再開発に伴って「八重洲ブックセンター本店」が閉店
柱の部分に作家がコメントを寄せている

 書店員さんに「あの〜、〇〇という本を探しているのですが、どこにありますでしょうか?」といった感じで、話かけていました(もちろん、今もいますが、だいぶ減ったはず)。質問された書店員さんは、書籍名が掲載されている分厚い本をペラペラめくって、必死に探していました。

 さて、ここで問題です。書店の中で店番をしていると、1日に何度も話かけられるわけですが、八重洲ブックセンター本店はどのような準備をしていたのでしょうか?

 答え:素早く対応できるように、スタッフを訓練していた。

 各フロアにリーダーがいて、その人がお客の役を演じていたそうで。「あの〜〇〇という本はどこに置いていますかね」と話しかける。聞かれたスタッフは、すぐに答えなければいけません。「その本は、こちらにあります」といって案内する。何分で目的の棚にたどり着けるのか、いや、何秒でその本を手渡すことができるのかといったことをテストしていたそうです。

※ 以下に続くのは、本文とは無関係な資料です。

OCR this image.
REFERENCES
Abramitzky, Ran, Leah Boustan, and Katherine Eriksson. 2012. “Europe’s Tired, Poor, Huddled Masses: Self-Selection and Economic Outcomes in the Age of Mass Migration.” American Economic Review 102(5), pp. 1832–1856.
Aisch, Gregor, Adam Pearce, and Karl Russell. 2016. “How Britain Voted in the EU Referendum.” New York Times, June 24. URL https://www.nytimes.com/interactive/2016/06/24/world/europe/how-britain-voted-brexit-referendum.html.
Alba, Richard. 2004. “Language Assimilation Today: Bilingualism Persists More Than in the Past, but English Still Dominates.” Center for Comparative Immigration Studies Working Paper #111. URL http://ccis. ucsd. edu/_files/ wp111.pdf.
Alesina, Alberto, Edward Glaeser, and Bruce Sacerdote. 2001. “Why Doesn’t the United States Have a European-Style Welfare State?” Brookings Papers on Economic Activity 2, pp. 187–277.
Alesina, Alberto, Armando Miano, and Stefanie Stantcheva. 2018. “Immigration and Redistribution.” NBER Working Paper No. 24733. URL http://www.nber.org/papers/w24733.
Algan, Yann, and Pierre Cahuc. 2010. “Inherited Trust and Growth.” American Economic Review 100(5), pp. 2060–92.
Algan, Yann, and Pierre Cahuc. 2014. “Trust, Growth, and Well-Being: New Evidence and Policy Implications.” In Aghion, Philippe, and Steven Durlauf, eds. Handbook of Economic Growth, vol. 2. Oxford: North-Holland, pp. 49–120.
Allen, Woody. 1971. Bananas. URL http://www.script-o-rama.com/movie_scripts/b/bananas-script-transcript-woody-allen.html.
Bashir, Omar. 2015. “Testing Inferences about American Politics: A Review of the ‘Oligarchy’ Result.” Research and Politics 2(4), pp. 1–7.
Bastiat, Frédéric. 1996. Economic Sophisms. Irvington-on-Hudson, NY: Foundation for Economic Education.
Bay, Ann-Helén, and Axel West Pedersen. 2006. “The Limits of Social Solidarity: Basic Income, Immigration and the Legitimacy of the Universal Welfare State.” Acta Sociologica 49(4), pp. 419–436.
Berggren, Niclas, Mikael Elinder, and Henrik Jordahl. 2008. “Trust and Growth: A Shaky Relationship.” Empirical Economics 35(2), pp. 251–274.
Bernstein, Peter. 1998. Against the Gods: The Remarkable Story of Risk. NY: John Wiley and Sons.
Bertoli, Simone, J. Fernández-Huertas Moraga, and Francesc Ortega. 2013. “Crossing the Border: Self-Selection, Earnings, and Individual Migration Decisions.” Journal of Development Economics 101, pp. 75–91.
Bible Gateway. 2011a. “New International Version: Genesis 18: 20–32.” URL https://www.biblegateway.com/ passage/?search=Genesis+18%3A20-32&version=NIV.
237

 それにしても、なぜ八重洲ブックセンター本店はこのような訓練を積んでいたのでしょうか。それは、専門書を買い求めるお客が多かったから。近隣に多くのビジネスパーソンが働いていて、仕事に必要な本を買う。地方に住んでいる人は、地元に大きな書店がないので上京して、専門書を購入する。そういった人たちのニーズに応えるために、日ごろから訓練をしていたそうです。

 その後、端末が設置されて、多くの人がそれを利用するようになってからは、上記のテストは終了しました。お客から聞かれることも少なくなった、テストもなくなった。となれば、書店員さんは何をしているのでしょうか。空いた時間を別のことに使っていて、これまでになかった価値を提供しているようです。例えば、イベントを何度も開催したり、店内のPOPを工夫したり。

 5年後、生まれ変わった店はどうなるのか――。本を売る場所だけではなく、何らかの情報を発信する拠点になっているかもしれませんし、他業態とコラボしているかもしれませんし、今では想像できないような形の店になっているのかもしれません。

 そのように考えると、3月31日の「別れ」は、寂しいことばかりではなさそうですね。